- Predrag TASEVSKI
A toolkit is a collection of tools, where for our motives is an assembly of tools to eavesdropper and scan network security for the possible exploitations. Moreover, these tools are designed from security researchers and experts, for the purpose of network administrator and security analysts to be able in everyday work to conduct potential exploitations, to watch and to analyse the network. Additionally, network monitoring is a term to describe the system that is constantly monitoring computer network for being slow or failing peripherals, and it notifies the network administrator either via email, SMS or alarms in case of interruption of service. Equally to network monitoring, the security analysts are responsible for designing and monitoring security systems. As well as, to coordinating policies of security measures to protect information in computer files from unauthorized or accidental change, distribution or disclosure. It is therefore in this article we will introduce the readers with the basic concept and essential part of network security toolkits. As well as, already possible network security tools to help them to conduct network security monitoring and analysing. Lastly, we will give the readers with recommendation and conclusion.
Network Security Toolkit
In this section we will take a look at a few essential components of the toolkits, and their main goals and purposes. When we assemble the toolkit, you might want to consider having at least one of the following components included:
Packet Sniffer. It is an either software or hardware piece that can intercept and log traffic passing over the network or part over the network. As the data flaws across the network, the sniffer is capturing each packets and if needed it will decode the packets raw, by displaying the values of various fields in the packet, and it will analyse the content according the RFC or other specifications. This is especially useful when dealing with security threats that produce abnormal packets or enormous traffic. As well as, it will help to diagnose failed network hardware.

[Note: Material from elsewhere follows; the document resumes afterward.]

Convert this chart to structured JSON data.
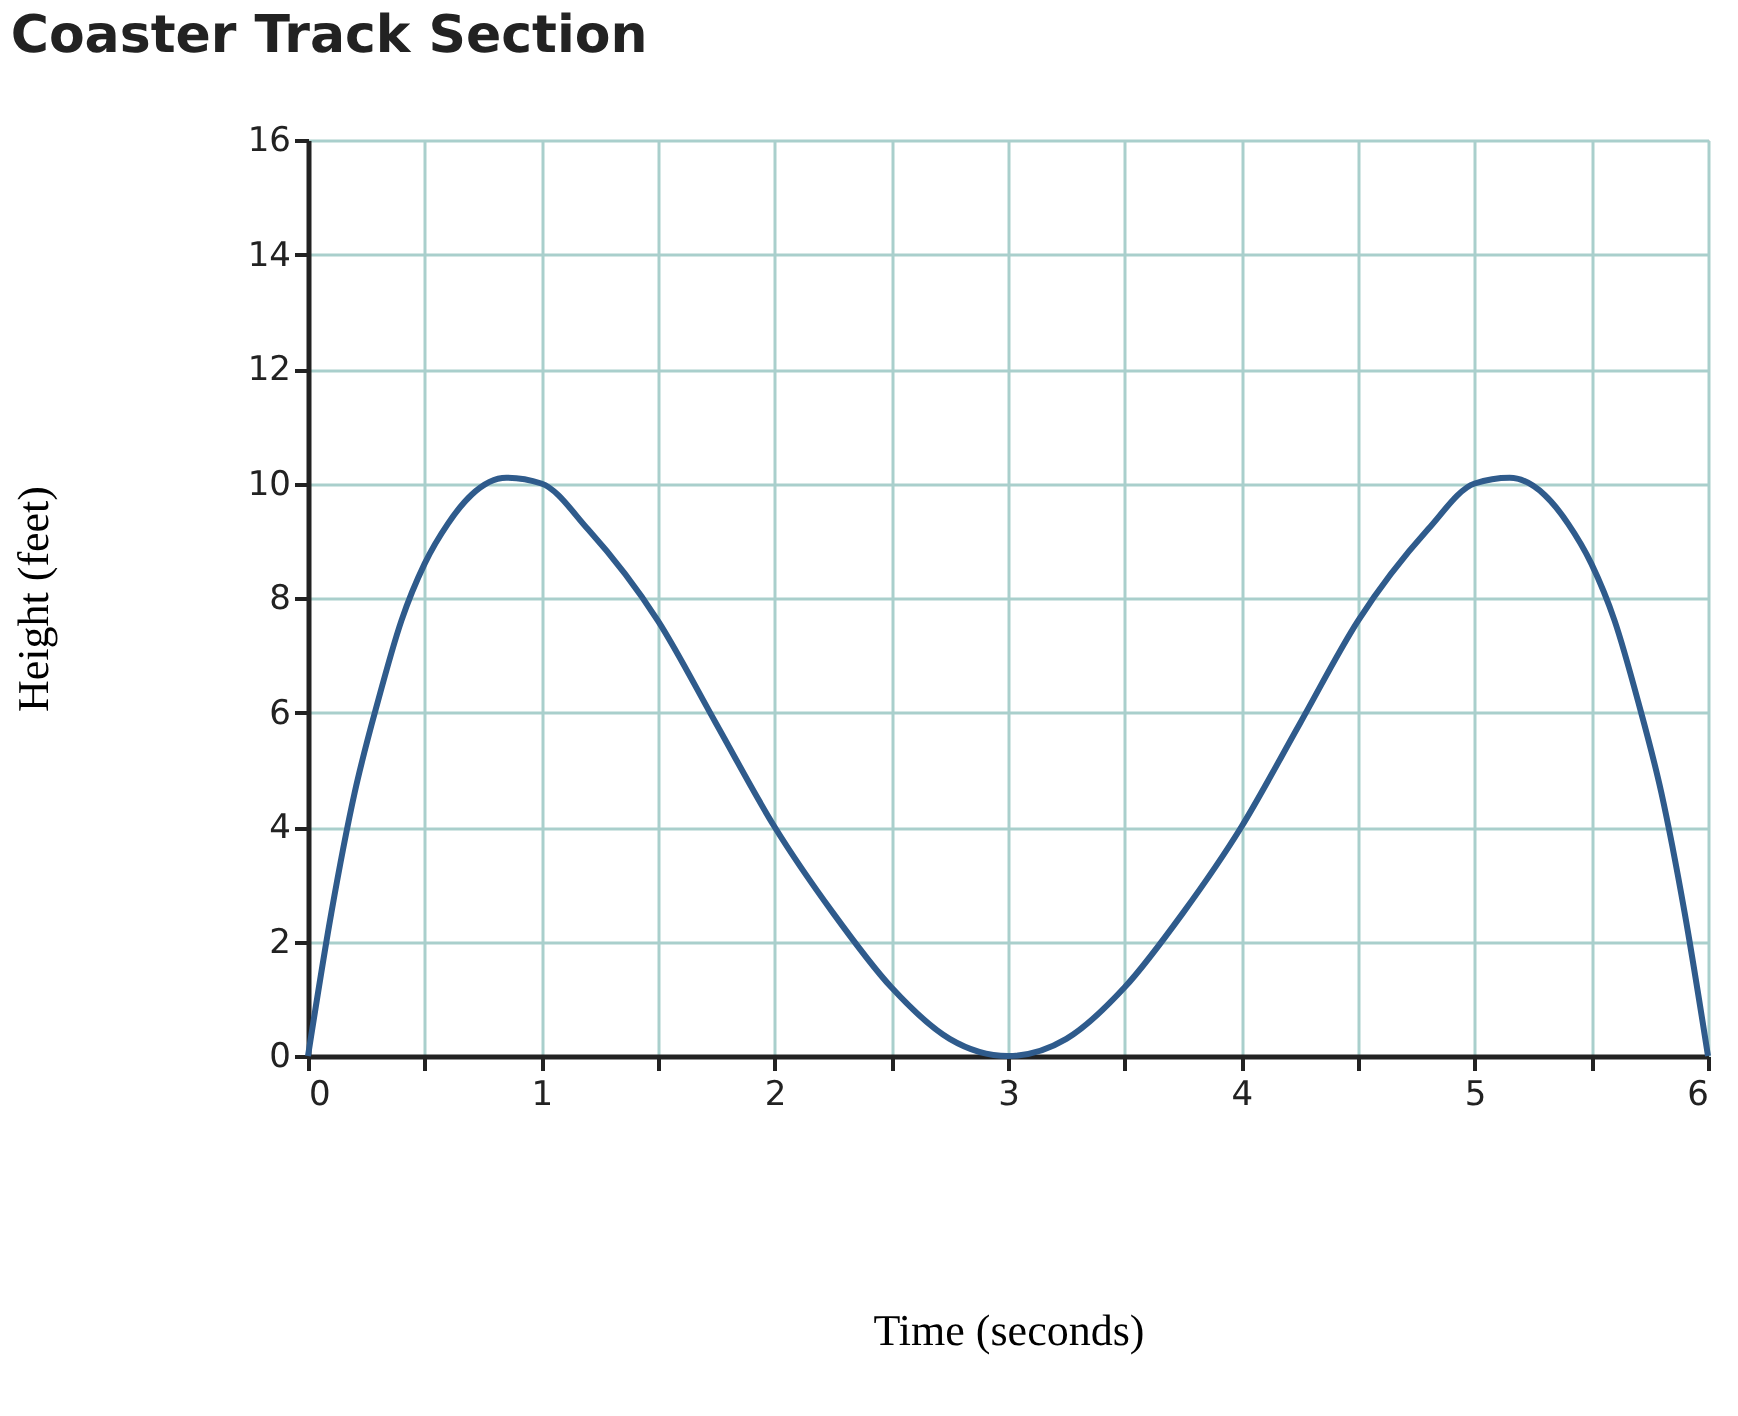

Port Scanner. It is software developed to probe server or host for open ports. This kind of tools are essentially in every day work for administrators to verify security policies of their network and to find unwanted running services, before the attackers. They are very useful in fact to figure and detect unauthorized systems and services. The technique that most of the tools that are using are based upon finger print matching technology.
Intrusion Detection System (IDS). It is a device or application that monitors network or systems activities for malicious hustle or policy violations and, of course produces reports to a management staff. Moreover, typically they record information related to observed events, let know the security administrators of observed events, and respond to the detected threats by attempting to prevent it from fulfil.

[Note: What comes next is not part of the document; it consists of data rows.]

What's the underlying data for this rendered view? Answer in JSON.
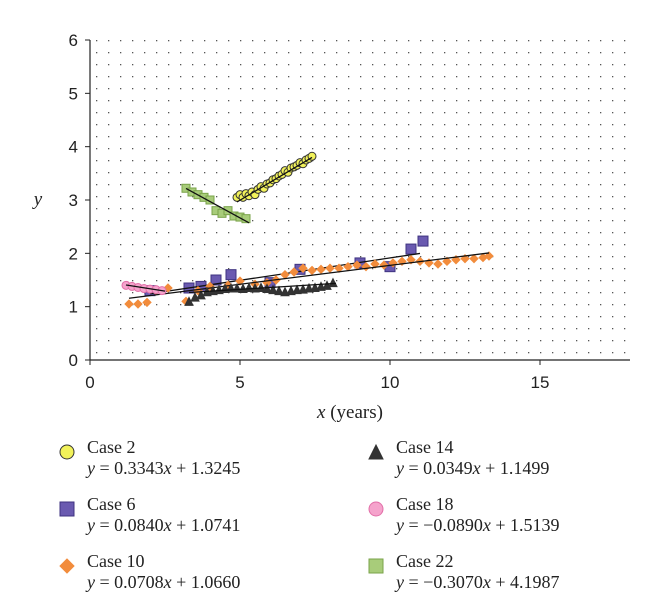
{
  "chart_data": {
    "type": "scatter",
    "xlabel_var": "x",
    "xlabel_unit": "(years)",
    "ylabel": "y",
    "xlim": [
      0,
      18
    ],
    "ylim": [
      0,
      6
    ],
    "x_ticks": [
      0,
      5,
      10,
      15
    ],
    "y_ticks": [
      0,
      1,
      2,
      3,
      4,
      5,
      6
    ],
    "grid": "dotted",
    "legend_position": "bottom",
    "series": [
      {
        "name": "Case 2",
        "equation": "y = 0.3343x + 1.3245",
        "marker": "circle",
        "fill": "#f2f25a",
        "stroke": "#333333",
        "slope": 0.3343,
        "intercept": 1.3245,
        "fit_range": [
          4.9,
          7.4
        ],
        "x": [
          4.9,
          5.0,
          5.1,
          5.2,
          5.3,
          5.4,
          5.5,
          5.6,
          5.7,
          5.8,
          5.9,
          6.0,
          6.1,
          6.2,
          6.3,
          6.4,
          6.5,
          6.6,
          6.7,
          6.8,
          6.9,
          7.0,
          7.1,
          7.2,
          7.3,
          7.4
        ],
        "y": [
          3.05,
          3.1,
          3.05,
          3.12,
          3.08,
          3.15,
          3.1,
          3.2,
          3.25,
          3.22,
          3.3,
          3.32,
          3.38,
          3.4,
          3.45,
          3.48,
          3.55,
          3.52,
          3.6,
          3.62,
          3.65,
          3.7,
          3.68,
          3.75,
          3.78,
          3.82
        ]
      },
      {
        "name": "Case 6",
        "equation": "y = 0.0840x + 1.0741",
        "marker": "square",
        "fill": "#6a5ab0",
        "stroke": "#3f3380",
        "slope": 0.084,
        "intercept": 1.0741,
        "fit_range": [
          2.0,
          11.0
        ],
        "x": [
          2.0,
          3.3,
          3.7,
          4.2,
          4.7,
          6.0,
          7.0,
          9.0,
          10.0,
          10.7,
          11.1
        ],
        "y": [
          1.3,
          1.35,
          1.38,
          1.5,
          1.6,
          1.45,
          1.7,
          1.82,
          1.75,
          2.08,
          2.23
        ]
      },
      {
        "name": "Case 10",
        "equation": "y = 0.0708x + 1.0660",
        "marker": "diamond",
        "fill": "#f28c3c",
        "stroke": "#f28c3c",
        "slope": 0.0708,
        "intercept": 1.066,
        "fit_range": [
          1.3,
          13.3
        ],
        "x": [
          1.3,
          1.6,
          1.9,
          2.2,
          2.6,
          3.2,
          3.6,
          4.0,
          4.6,
          5.0,
          5.5,
          5.9,
          6.2,
          6.5,
          6.8,
          7.1,
          7.4,
          7.7,
          8.0,
          8.3,
          8.6,
          8.9,
          9.2,
          9.5,
          9.8,
          10.1,
          10.4,
          10.7,
          11.0,
          11.3,
          11.6,
          11.9,
          12.2,
          12.5,
          12.8,
          13.1,
          13.3
        ],
        "y": [
          1.05,
          1.05,
          1.08,
          1.3,
          1.35,
          1.1,
          1.3,
          1.38,
          1.4,
          1.48,
          1.42,
          1.45,
          1.5,
          1.6,
          1.65,
          1.72,
          1.68,
          1.7,
          1.72,
          1.72,
          1.75,
          1.78,
          1.75,
          1.8,
          1.78,
          1.82,
          1.85,
          1.88,
          1.85,
          1.82,
          1.8,
          1.85,
          1.88,
          1.9,
          1.9,
          1.92,
          1.95
        ]
      },
      {
        "name": "Case 14",
        "equation": "y = 0.0349x + 1.1499",
        "marker": "triangle",
        "fill": "#333333",
        "stroke": "#333333",
        "slope": 0.0349,
        "intercept": 1.1499,
        "fit_range": [
          3.3,
          8.2
        ],
        "x": [
          3.3,
          3.5,
          3.7,
          3.9,
          4.1,
          4.3,
          4.5,
          4.7,
          4.9,
          5.1,
          5.3,
          5.5,
          5.7,
          5.9,
          6.1,
          6.3,
          6.5,
          6.7,
          6.9,
          7.1,
          7.3,
          7.5,
          7.7,
          7.9,
          8.1
        ],
        "y": [
          1.1,
          1.18,
          1.22,
          1.28,
          1.3,
          1.32,
          1.34,
          1.35,
          1.35,
          1.34,
          1.36,
          1.35,
          1.36,
          1.34,
          1.32,
          1.3,
          1.28,
          1.3,
          1.32,
          1.33,
          1.35,
          1.36,
          1.38,
          1.4,
          1.45
        ]
      },
      {
        "name": "Case 18",
        "equation": "y = −0.0890x + 1.5139",
        "marker": "circle",
        "fill": "#f5a3cc",
        "stroke": "#e26fa8",
        "slope": -0.089,
        "intercept": 1.5139,
        "fit_range": [
          1.2,
          2.5
        ],
        "x": [
          1.2,
          1.4,
          1.6,
          1.8,
          2.0,
          2.2,
          2.4
        ],
        "y": [
          1.4,
          1.38,
          1.36,
          1.34,
          1.33,
          1.32,
          1.3
        ]
      },
      {
        "name": "Case 22",
        "equation": "y = −0.3070x + 4.1987",
        "marker": "square",
        "fill": "#a8cc7a",
        "stroke": "#7aa34a",
        "slope": -0.307,
        "intercept": 4.1987,
        "fit_range": [
          3.2,
          5.3
        ],
        "x": [
          3.2,
          3.4,
          3.6,
          3.8,
          4.0,
          4.2,
          4.4,
          4.6,
          4.8,
          5.0,
          5.2
        ],
        "y": [
          3.22,
          3.15,
          3.1,
          3.05,
          3.0,
          2.8,
          2.75,
          2.8,
          2.7,
          2.68,
          2.65
        ]
      }
    ]
  }
}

Log Analysers. Are dealing with large volume of computer generated log messages, known as event logs, audit records, etc. Furthermore, it deals as well as log analysis which can be in a real-time and in bulk after storage, also log search and last procedure reporting. In mace cases most of the system administrators groan of examining through log files for precious of information.
Vulnerability Scanners. It is an application designed to assess computers, application, computer systems and networks for their weaknesses. There different types of vulnerability scanners by distinguished from one another by a focusing to particular targets. The functionality varies among the different types of vulnerability scanners. They share common purpose of enumerating the vulnerabilities present in one or more targets. Also they enable you to seek out if your network or system has known vulnerabilities for patching.

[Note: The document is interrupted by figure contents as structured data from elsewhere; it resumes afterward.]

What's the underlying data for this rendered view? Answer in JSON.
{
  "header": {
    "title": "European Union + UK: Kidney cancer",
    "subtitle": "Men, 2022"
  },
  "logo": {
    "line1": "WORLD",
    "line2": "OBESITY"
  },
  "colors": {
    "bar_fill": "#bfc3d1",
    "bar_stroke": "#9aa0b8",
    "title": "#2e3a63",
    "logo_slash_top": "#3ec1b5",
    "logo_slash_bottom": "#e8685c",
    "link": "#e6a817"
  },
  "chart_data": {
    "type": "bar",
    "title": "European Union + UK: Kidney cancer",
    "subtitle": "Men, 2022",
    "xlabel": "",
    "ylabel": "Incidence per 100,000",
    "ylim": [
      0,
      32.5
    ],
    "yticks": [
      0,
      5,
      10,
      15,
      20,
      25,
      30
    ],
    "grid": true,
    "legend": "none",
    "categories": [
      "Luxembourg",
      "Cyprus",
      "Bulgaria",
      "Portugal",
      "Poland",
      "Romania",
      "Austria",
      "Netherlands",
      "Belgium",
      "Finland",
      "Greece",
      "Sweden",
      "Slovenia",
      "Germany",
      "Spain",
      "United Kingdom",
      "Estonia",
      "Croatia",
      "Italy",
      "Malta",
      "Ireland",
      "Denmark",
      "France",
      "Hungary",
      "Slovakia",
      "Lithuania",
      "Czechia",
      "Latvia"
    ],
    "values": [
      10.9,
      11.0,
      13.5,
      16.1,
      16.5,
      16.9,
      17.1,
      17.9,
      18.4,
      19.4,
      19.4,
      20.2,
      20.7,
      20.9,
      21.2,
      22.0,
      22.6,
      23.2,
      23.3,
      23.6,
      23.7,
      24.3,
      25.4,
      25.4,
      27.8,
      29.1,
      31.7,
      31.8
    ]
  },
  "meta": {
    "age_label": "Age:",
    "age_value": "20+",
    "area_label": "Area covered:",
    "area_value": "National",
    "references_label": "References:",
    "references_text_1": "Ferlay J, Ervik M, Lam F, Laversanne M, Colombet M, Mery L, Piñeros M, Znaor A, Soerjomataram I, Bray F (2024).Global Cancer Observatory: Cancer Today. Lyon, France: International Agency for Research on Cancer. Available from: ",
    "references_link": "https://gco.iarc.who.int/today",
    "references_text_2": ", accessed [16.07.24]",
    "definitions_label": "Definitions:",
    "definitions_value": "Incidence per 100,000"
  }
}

Web Scanners. It is a program which communicates with web applications through the web front-end to be able to show potential security vulnerabilities in the web application and their architectural weaknesses. Unlike the source code scanners, web application scanners they don’t have access to the source code, and that is why they detect vulnerability by performing real attacks to the web application.
Password Crackers. It is a process of either recovering or gaining access, password from data that has been stored in or transmitted by a computer or network. The approach is to repeatedly trying to guess the password. As well as, they allow you to quickly scan a host computer for accounts with weak password, one or the other by disabling them or force their owners to carry out and create stronger passwords.
Note that the above list is just an understandable part that you should have in mind to consider had them into your everyday network security toolkit box. In the next paragraph we will give the readers with the available tools that are essential for the network security toolkits.
Available Network Security Tool
Most of the tools listed below are open source solutions and they cover one or more components from the above list. Additionally, for further detail information please refer to the following link.
For instance for password cracking you might use the John the Ripper and RainbowCrack tools. Where for packet sniffing there is a big variety of tools, but most commonly known are: Wireshark, Ntop, Tcpdump and many others. Moreover, to be able to conduct vulnerability scanning consider the following tools, such as, Nessus, OpenVAS, Nipper, etc. In addition to the scanners, for web application the most known is aBurp Suite, then Websecurify, Nikto and few more. For port scan you might want to consider Nmap. And finally for log analyser to come in handy is Swatch, as well as for Intrusion Detection System handy tool is Snort.
The above list of tools and the list of components will help and aim to the reader for what to have and to look at. Same as there are few of the many pieces of software put together from the dedicated security experts to advance the state of art of network security toolkit, such as, Network Security Toolkit (NST) bootable CD/DVD, BackTrack and many others.